Relationship stalled? What do you do to fix it?

United States
March 27, 2007 7:58am CST
I'm sure all of us at one time or other have experienced the dreaded "marital rut." I know I have. What remedies can you share for "jump starting" your stalled relationship? What makes you feel more comfortable in your relationship? Sometimes it feels as if my husband and I just live in the same house and just occupy space. Any suggestions or examples you can give me?
1 person likes this
2 responses
@stephcjh (38473)
• United States
27 Mar 07
My husband and I have been together for 15 years and we have been married for 12 of those. We have had alot of ups and downs and have overcome alot of problems just by me talking the situations out with him on each and every one of them. He is not much of a talker and he liked to walk away from me every time I tried to get things worked out. I became really distant from him as far as trying to have conversations with him for a very long time.
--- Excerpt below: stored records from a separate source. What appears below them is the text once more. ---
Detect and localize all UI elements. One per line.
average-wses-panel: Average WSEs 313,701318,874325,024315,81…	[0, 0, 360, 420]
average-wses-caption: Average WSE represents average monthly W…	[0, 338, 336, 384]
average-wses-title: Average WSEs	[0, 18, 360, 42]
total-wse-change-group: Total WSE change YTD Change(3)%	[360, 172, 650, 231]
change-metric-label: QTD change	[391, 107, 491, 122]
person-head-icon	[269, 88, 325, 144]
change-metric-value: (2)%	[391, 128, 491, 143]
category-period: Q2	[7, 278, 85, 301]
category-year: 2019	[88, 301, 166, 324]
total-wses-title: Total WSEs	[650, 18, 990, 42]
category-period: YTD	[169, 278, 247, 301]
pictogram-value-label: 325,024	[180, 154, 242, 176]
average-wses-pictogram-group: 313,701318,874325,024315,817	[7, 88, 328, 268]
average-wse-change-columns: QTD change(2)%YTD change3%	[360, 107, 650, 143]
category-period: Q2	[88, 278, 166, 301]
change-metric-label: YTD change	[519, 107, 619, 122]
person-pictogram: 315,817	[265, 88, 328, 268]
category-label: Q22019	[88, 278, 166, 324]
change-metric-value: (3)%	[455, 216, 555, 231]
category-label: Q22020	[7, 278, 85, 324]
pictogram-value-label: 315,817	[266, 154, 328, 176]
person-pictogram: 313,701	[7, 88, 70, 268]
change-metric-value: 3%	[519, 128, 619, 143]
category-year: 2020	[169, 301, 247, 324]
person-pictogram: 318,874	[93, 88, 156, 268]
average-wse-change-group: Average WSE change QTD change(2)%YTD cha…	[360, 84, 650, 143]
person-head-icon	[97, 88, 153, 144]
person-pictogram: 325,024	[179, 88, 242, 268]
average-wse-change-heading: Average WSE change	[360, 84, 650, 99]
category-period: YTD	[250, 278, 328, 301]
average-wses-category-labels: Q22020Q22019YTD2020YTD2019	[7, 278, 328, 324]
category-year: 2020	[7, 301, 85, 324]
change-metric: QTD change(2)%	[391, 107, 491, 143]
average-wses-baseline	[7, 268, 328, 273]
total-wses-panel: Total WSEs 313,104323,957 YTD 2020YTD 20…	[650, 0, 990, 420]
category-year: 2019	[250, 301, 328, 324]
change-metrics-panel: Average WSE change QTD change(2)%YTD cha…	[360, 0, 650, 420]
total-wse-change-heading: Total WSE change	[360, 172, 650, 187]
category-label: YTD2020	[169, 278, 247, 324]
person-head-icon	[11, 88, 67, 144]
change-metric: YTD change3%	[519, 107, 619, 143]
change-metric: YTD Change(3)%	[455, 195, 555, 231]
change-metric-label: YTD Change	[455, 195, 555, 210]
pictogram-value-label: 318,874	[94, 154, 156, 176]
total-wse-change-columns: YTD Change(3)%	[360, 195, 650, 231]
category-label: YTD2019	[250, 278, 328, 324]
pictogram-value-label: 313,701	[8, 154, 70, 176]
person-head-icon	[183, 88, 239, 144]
As time went by and years went on, he finally started to open up to me and talk more with me and worked with me to fix things that were wrong in our marriage. We now do things that we used to do when we first met and we try to please each other with working together and having good discussions. We also set time aside just for each other. We plan romantic bathing together and things like that and just enjoy each others company. We also mix things up behind those closed doors to keep the romance alive and well. I used to feel the same way that you do, like we just live together but we do not live as one. It is a very lonely feeling. I think you all need to make time for each other and mix things up a bit and bring the romance back into your lives in any way that is suitable for the both of you.
• United States
28 Mar 07
Your husband sounds very much like my husband. He would rather just walk away, but I always want to talk things out. The behind closed doors part was never an issue, but lately that has been a problem for us. We are always in such a rush. I'll have to try to spice things up a bit and bring the excitement back into our relationship.
27 Mar 07
Sometimes all you really need is a bit of a break. A long weekend away somewhere, just the two of you together. Sometimes even a good night out can help, maybe out for a meal and a drink. Often it's just not communicating enough with each other, so sit down and talk, you might be surprised what comes from the conversation.
1 person likes this
• United States
27 Mar 07
That's a great idea. We just feel guilty leaving the girls (ages 3, 7, 8) while we go out and have fun. My parents are always willing to keep them, but it's still hard. I did go with him to Atlanta to a conference several weeks ago and that was nice. We just never have any adult time. Thanks for the suggestions.